Regulation to ensure a fair deal to consumers of financial products and services is still something regulators worldwide are struggling to get right, being, as they are, used to looking after the product manufacturers and banks. The US (Investment Advisers Act, 1940) has regulation that is written from the point of view of the product manufacturer and distributor, and recent amendments show the changing focus towards the retail customer. The UK has a more consumer-centric set of regulations (Financial Services and Markets Act, 2000) in place that look at principle-based regulation rather than rule-based ones.
Nearer home, some countries have already had a headstart in this direction with Singapore passing its Financial Advisors Act of 2002 and Hong Kong and Malaysia following in the next few years with similar Acts to put in place road rules for sellers and advisers of financial products.
Also Read Monika Halan’s earlier columns
Rajesh Krishnamoorthy, managing director of iFast Financial India Pvt.
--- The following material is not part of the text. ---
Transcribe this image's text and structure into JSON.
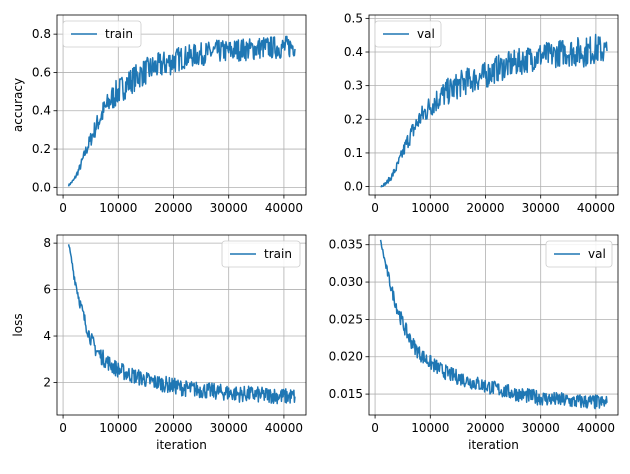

Ltd, an integrated wealth management platform that operates in these markets and is now in India, says such regulation has worked to increase the hygiene of the market, apart from making investors more sure of what they are doing.
Singapore, following the UK model closely, has gone to stage 2 of regulation by including in the Act in April 2009 fair-dealing directions called Guidelines on Fair Dealing—Board and Senior Management Responsibilities for Delivering Fair Dealing Outcomes to Customers. The five “fair dealing” outcomes that Singapore wants for customers of financial products and services are of confidence in financial institutions, suitability of financial products, competency of advisers, unbiased information and an independent and efficient complaints redressal system.
While attempts to get adviser regulation in place have been on since the last three years, it is only now that India is actually close to getting a move on in this direction. The first few attempts were made under the aegis of the High Level Co-ordination Committee (HLCC) of the financial sector regulators, but the non-statutory nature of the committee prevented any consensus from emerging on how these should be rolled out.
With the Budget mandating the setting up of a Financial Stability and Development Council (FSDC), the financial adviser and seller regulation should be within striking distance. What HLCC could not do due to a lack of regulatory teeth, FSDC, with the finance minister as chairman, will be able to manage, despite parts of the market (some who pay hefty dividend cheques to the government) going kicking and screaming towards some road rules.
The challenge ahead will be to get a regulation system that is not so tough that it chokes off growth and innovation, nor one that leaves gaps that will make the law-abiding parts of the market look foolish.
What should you expect to change in the way you buy and sell financial products? It isn’t as if a magic wand will result in a zero-problem retail market, but we will see a move towards a more orderly marketplace. Consumers of financial products who are capable of making their own decisions will move to an Internet-based marketplace where they will transact on their own for a small charge.
For the bulk of the consumers of mutual funds, home loans and insurance products, who need guidance, there will be a system of need-based product selection that operates at various levels of service and cost. You will, of course, pay for distribution and advice, but the manner of payment will be more transparent with accountability built into the system.
At the minimum, verbal assurances or even written return projections will be replaced by a system where you, along with the person selling, sign off on what you have agreed to buy, at what cost and with what expectations in mind. The seller will have to record the reason why this decision was made. Even with just this in place, the existing road users will have the confidence to travel longer distances (read: invest for the long term) and those hesitating on the side will get the confidence to come into the market.